Curious to discover whether police resistance to providing the data it holds about me is less wilful non-compliance and more staggering incompetence, I also submitted a Freedom of Information request asking for the number of Subject Access Requests received by the Metropolitan Police during the six months from 1 April 2013 to 30 September 2013 and how many were completed within the 40 calendar day limit. Remarkably, the Met replied last week refusing, initially, to answer these simple questions on the grounds of cost, because I had asked for the number of successfully completed requests. It claims it has no internal systems in place to monitor this and insisted it would need to check each of the 480 submitted in the six month time period that were simply completed. Eventually, however, the Met did manage to admit that it received 1600 requests between April and September this year.

So now I know my request is one of the staggering 70% (1120 out of 1600¹) that the Metropolitan Police has failed to respond to within the required 40 days during the six months from April.

This degree of repeated failure to provide adequate public transparency by any public body is shocking but to put it into some context, it's worth remembering that  for the first three months of the period from April, the ICO said it was monitoring the Met over concerns about its timeliness.

I have now asked the ICO to again intervene on my behalf but, when it is evident that the Metropolitan Police is neither transparent or accountable on the personal data it holds, the time has surely come for the Information Commissioner to begin regulatory enforcement action.

The Network for Police Monitoring (Netpol) has produced a detailed guide to writing and submitting Subject Access Requests to check what information is held by the National Domestic Extremism Unit. It is available to download or online here.


Note
¹ This includes any Subject Access requests received by the Met right up to 30 September: my FoI request was made exactly 40 days after that date.

2 Comments:

Unknown said...

Kevin,

Please quote 'Michael Doherty' - I have a number of data protection requests that have been upheld at the ICO

The Metropolitan Police is flagrant and deliberately obstructing access to information.

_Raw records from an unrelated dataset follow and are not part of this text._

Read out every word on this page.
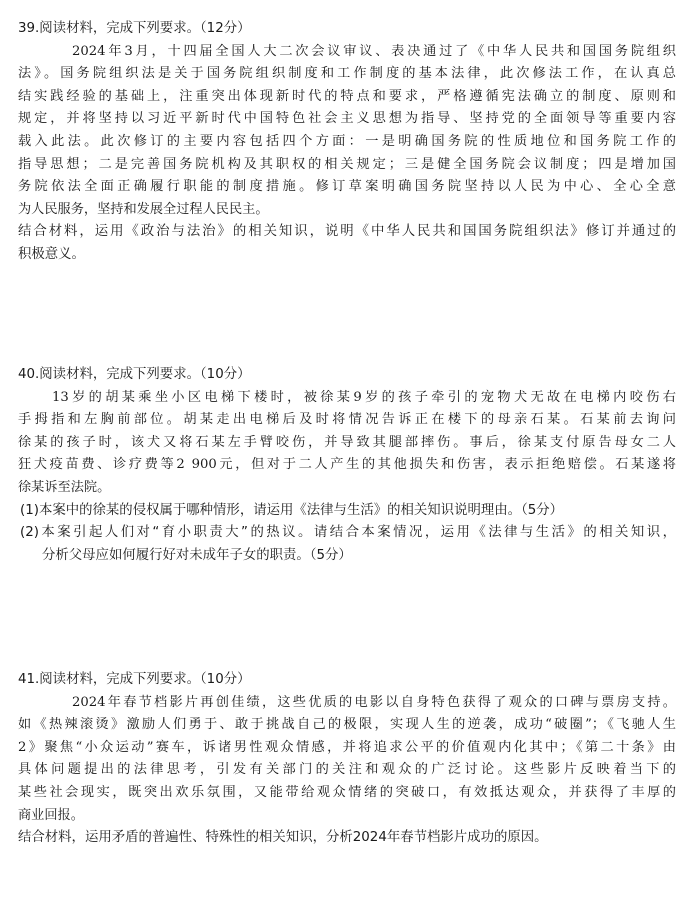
39.阅读材料，完成下列要求。（12分）
2024年3月，十四届全国人大二次会议审议、表决通过了《中华人民共和国国务院组织
法》。国务院组织法是关于国务院组织制度和工作制度的基本法律，此次修法工作，在认真总
结实践经验的基础上，注重突出体现新时代的特点和要求，严格遵循宪法确立的制度、原则和
规定，并将坚持以习近平新时代中国特色社会主义思想为指导、坚持党的全面领导等重要内容
载入此法。此次修订的主要内容包括四个方面：一是明确国务院的性质地位和国务院工作的
指导思想；二是完善国务院机构及其职权的相关规定；三是健全国务院会议制度；四是增加国
务院依法全面正确履行职能的制度措施。修订草案明确国务院坚持以人民为中心、全心全意
为人民服务，坚持和发展全过程人民民主。
结合材料，运用《政治与法治》的相关知识，说明《中华人民共和国国务院组织法》修订并通过的
积极意义。
40.阅读材料，完成下列要求。（10分）
13岁的胡某乘坐小区电梯下楼时，被徐某9岁的孩子牵引的宠物犬无故在电梯内咬伤右
手拇指和左胸前部位。胡某走出电梯后及时将情况告诉正在楼下的母亲石某。石某前去询问
徐某的孩子时，该犬又将石某左手臂咬伤，并导致其腿部摔伤。事后，徐某支付原告母女二人
狂犬疫苗费、诊疗费等2 900元，但对于二人产生的其他损失和伤害，表示拒绝赔偿。石某遂将
徐某诉至法院。
(1)本案中的徐某的侵权属于哪种情形，请运用《法律与生活》的相关知识说明理由。（5分）
(2)本案引起人们对“育小职责大”的热议。请结合本案情况，运用《法律与生活》的相关知识，
分析父母应如何履行好对未成年子女的职责。（5分）
41.阅读材料，完成下列要求。（10分）
2024年春节档影片再创佳绩，这些优质的电影以自身特色获得了观众的口碑与票房支持。
如《热辣滚烫》激励人们勇于、敢于挑战自己的极限，实现人生的逆袭，成功“破圈”；《飞驰人生
2》聚焦“小众运动”赛车，诉诸男性观众情感，并将追求公平的价值观内化其中；《第二十条》由
具体问题提出的法律思考，引发有关部门的关注和观众的广泛讨论。这些影片反映着当下的
某些社会现实，既突出欢乐氛围，又能带给观众情绪的突破口，有效抵达观众，并获得了丰厚的
商业回报。
结合材料，运用矛盾的普遍性、特殊性的相关知识，分析2024年春节档影片成功的原因。
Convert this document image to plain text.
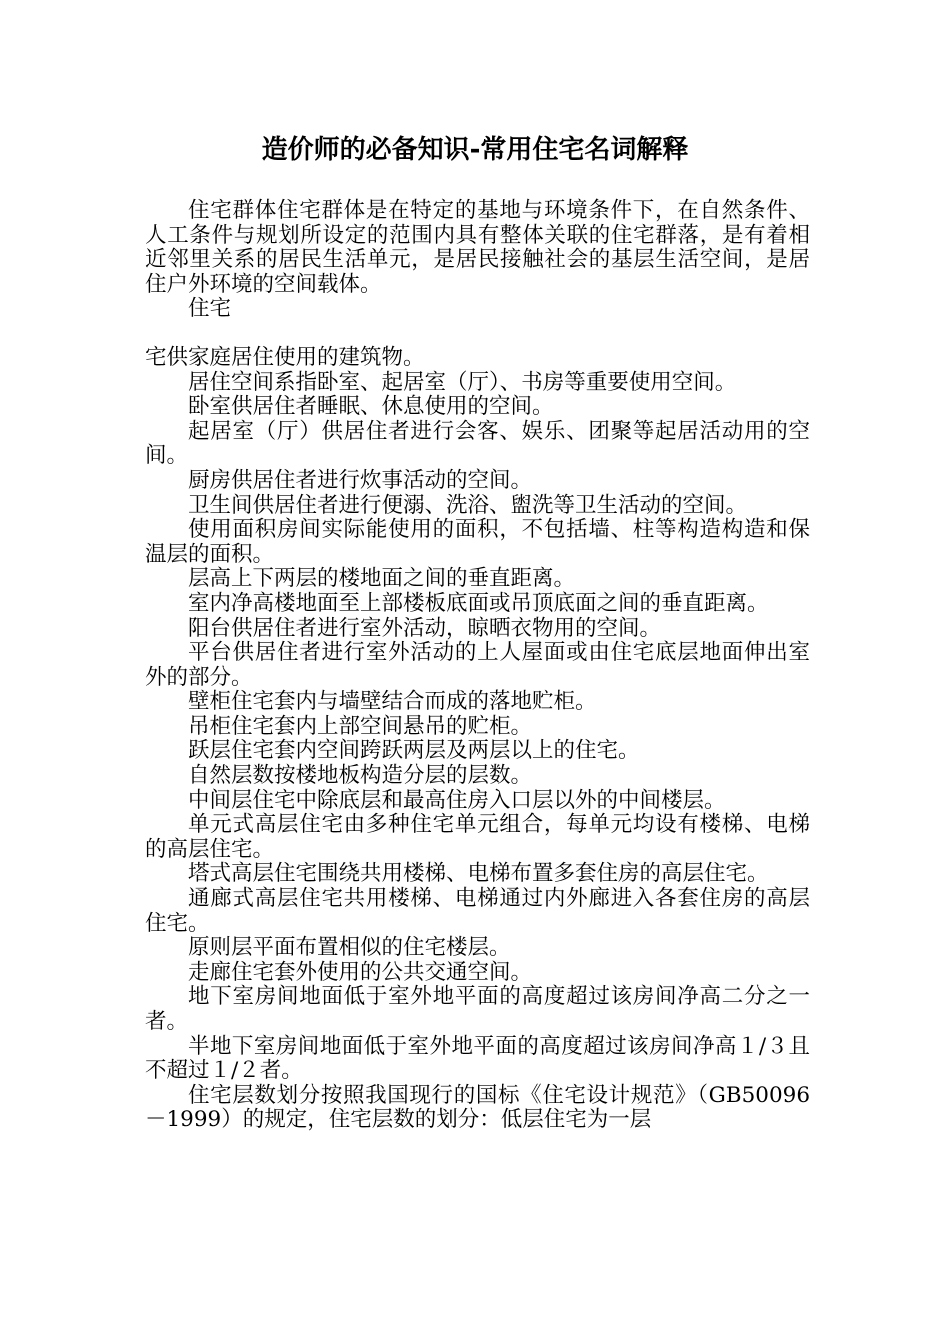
造价师的必备知识-常用住宅名词解释

住宅群体住宅群体是在特定的基地与环境条件下，在自然条件、人工条件与规划所设定的范围内具有整体关联的住宅群落，是有着相近邻里关系的居民生活单元，是居民接触社会的基层生活空间，是居住户外环境的空间载体。

住宅

宅供家庭居住使用的建筑物。

居住空间系指卧室、起居室（厅）、书房等重要使用空间。

卧室供居住者睡眠、休息使用的空间。

起居室（厅）供居住者进行会客、娱乐、团聚等起居活动用的空间。

厨房供居住者进行炊事活动的空间。

卫生间供居住者进行便溺、洗浴、盥洗等卫生活动的空间。

使用面积房间实际能使用的面积，不包括墙、柱等构造构造和保温层的面积。

层高上下两层的楼地面之间的垂直距离。

室内净高楼地面至上部楼板底面或吊顶底面之间的垂直距离。

阳台供居住者进行室外活动，晾晒衣物用的空间。

平台供居住者进行室外活动的上人屋面或由住宅底层地面伸出室外的部分。

壁柜住宅套内与墙壁结合而成的落地贮柜。

吊柜住宅套内上部空间悬吊的贮柜。

跃层住宅套内空间跨跃两层及两层以上的住宅。

自然层数按楼地板构造分层的层数。

中间层住宅中除底层和最高住房入口层以外的中间楼层。

单元式高层住宅由多种住宅单元组合，每单元均设有楼梯、电梯的高层住宅。

塔式高层住宅围绕共用楼梯、电梯布置多套住房的高层住宅。

通廊式高层住宅共用楼梯、电梯通过内外廊进入各套住房的高层住宅。

原则层平面布置相似的住宅楼层。

走廊住宅套外使用的公共交通空间。

地下室房间地面低于室外地平面的高度超过该房间净高二分之一者。

半地下室房间地面低于室外地平面的高度超过该房间净高１/３且不超过１/２者。

住宅层数划分按照我国现行的国标《住宅设计规范》（GB50096－1999）的规定，住宅层数的划分：低层住宅为一层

It is another example of their efforts to pervert the course of justice.

Boudicca said...

I recently made a subject access request to Sussex Police. Not only did they miss the 40 day limit but when the ICO intervened, they wrote to me, saying that there was no personal information held by them on me... What? Not even the dozens of emails I've sent them and emails from staff saying 'they've received loads of correspondence from me?' Another clear example of the police flagrantly and deliberately obstructing access to information and not just the Met as 'Michael Doherty' illustrates.